I e-mailed Michelle yesterday to give me an update on how she is feeling and this is what she sent back:
well recovery is definitely the most trying part so far.. maybe because this is the most "with it" i have been since i was told i had cancer.. I try to stay positive everyday but I basically feel like i can never get enough sleep and i eat like a bird its frustrating! i love food but im just either never hungry or nauseated. The Dr. said these are all common signs of withdrawls from pain medicine!

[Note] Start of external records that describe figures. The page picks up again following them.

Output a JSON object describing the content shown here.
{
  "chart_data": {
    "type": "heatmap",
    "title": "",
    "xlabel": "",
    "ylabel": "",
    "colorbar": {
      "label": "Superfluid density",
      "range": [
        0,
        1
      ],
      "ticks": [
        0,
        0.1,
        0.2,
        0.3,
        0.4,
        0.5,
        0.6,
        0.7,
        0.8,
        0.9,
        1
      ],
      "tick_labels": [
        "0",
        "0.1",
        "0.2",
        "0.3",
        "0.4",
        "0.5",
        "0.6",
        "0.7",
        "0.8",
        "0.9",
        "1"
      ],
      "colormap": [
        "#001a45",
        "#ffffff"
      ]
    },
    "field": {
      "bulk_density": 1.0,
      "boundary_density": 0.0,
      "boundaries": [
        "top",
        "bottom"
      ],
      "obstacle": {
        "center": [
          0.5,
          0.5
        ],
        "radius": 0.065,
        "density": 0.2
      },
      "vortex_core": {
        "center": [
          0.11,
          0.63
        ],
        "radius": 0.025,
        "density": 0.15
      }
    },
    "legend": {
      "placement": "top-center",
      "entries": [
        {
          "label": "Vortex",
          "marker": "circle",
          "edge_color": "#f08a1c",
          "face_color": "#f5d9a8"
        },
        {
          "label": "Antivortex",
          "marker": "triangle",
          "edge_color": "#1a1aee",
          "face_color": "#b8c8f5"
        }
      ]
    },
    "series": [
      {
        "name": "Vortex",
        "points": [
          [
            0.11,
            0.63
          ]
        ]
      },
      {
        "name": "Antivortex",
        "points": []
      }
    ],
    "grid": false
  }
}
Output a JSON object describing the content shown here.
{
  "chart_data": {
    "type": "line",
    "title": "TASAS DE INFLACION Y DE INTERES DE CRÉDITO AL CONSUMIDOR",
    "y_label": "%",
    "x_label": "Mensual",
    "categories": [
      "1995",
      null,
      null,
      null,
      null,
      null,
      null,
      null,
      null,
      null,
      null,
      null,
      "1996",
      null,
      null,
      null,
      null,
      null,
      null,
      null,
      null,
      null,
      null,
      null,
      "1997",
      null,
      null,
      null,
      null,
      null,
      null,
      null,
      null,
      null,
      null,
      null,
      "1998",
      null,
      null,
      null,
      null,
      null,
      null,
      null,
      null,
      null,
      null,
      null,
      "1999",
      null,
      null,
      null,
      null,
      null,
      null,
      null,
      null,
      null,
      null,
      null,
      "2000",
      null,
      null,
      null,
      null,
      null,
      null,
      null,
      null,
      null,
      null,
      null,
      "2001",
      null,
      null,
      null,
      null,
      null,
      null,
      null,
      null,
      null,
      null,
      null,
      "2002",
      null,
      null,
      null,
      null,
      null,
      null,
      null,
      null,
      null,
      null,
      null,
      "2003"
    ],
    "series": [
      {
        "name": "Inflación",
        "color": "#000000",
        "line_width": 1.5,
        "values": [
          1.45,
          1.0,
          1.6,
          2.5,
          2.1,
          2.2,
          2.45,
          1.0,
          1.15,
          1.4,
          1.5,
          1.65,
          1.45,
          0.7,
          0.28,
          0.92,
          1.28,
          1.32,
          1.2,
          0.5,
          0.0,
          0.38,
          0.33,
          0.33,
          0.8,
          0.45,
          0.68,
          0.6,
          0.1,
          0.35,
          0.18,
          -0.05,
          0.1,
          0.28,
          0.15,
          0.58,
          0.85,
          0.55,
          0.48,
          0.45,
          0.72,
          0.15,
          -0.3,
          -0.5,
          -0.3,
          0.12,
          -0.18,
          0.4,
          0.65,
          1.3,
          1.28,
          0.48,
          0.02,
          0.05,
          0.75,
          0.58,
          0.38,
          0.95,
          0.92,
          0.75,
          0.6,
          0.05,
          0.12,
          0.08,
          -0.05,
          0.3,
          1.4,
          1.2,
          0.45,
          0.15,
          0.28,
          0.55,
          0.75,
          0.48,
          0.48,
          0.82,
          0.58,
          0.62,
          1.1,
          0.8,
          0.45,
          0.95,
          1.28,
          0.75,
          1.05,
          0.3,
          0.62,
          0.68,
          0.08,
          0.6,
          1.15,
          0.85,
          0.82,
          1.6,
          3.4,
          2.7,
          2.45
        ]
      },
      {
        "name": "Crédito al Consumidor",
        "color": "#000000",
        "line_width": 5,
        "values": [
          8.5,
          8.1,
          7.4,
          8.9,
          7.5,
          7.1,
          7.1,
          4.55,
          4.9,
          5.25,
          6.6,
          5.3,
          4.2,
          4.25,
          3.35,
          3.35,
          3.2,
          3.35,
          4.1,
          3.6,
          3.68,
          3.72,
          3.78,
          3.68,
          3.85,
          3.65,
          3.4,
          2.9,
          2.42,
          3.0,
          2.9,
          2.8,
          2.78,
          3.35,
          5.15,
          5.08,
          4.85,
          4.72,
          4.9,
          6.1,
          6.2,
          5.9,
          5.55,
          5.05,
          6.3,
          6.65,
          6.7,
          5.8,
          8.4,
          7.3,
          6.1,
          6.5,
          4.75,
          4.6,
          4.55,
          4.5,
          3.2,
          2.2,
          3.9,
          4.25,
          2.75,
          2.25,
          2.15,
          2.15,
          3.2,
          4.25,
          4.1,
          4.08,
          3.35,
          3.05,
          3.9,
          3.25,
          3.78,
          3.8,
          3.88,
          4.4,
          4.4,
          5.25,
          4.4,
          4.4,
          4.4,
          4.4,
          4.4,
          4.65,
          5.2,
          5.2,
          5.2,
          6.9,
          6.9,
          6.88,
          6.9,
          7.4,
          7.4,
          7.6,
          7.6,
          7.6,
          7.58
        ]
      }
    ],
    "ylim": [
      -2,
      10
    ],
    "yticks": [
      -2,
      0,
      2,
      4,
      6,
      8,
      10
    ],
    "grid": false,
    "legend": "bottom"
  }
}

So luckily its nothing too bad but he isnt too concerned with getting me off pain medication completely yet because i still have one more surgery left in about a month. OK that was all so negative! The cancer is still in REMISSION!! (: and i am completely D O N E with chemo and these terrible neupogen shots that hurt soooo bad i know sounds pathetic but they were the worst i always hoped my mom would forget to give them to me.. she didnt!
Everyday i feel a little more like myself.. still no hair.. but the dr said about 6 weeks it will be coming back. until them i rock my wig! seriously after seeing how many people supported,wrote me,prayed, and everything else that was given to me.. i am already so excited to give back! i look up different organizations for ovarian cancer daily.. My dad has been a huge "coach" i like to say to me.. he has helped me turn this into a positive experience and that i can do things to help people going through similar situations i hope one day i can make someone feel as special as i have felt through this whole trial.. its truly been a blessing in disguise!
the fact that she is in remission is amazing but still keep her in your thoughts and prayers.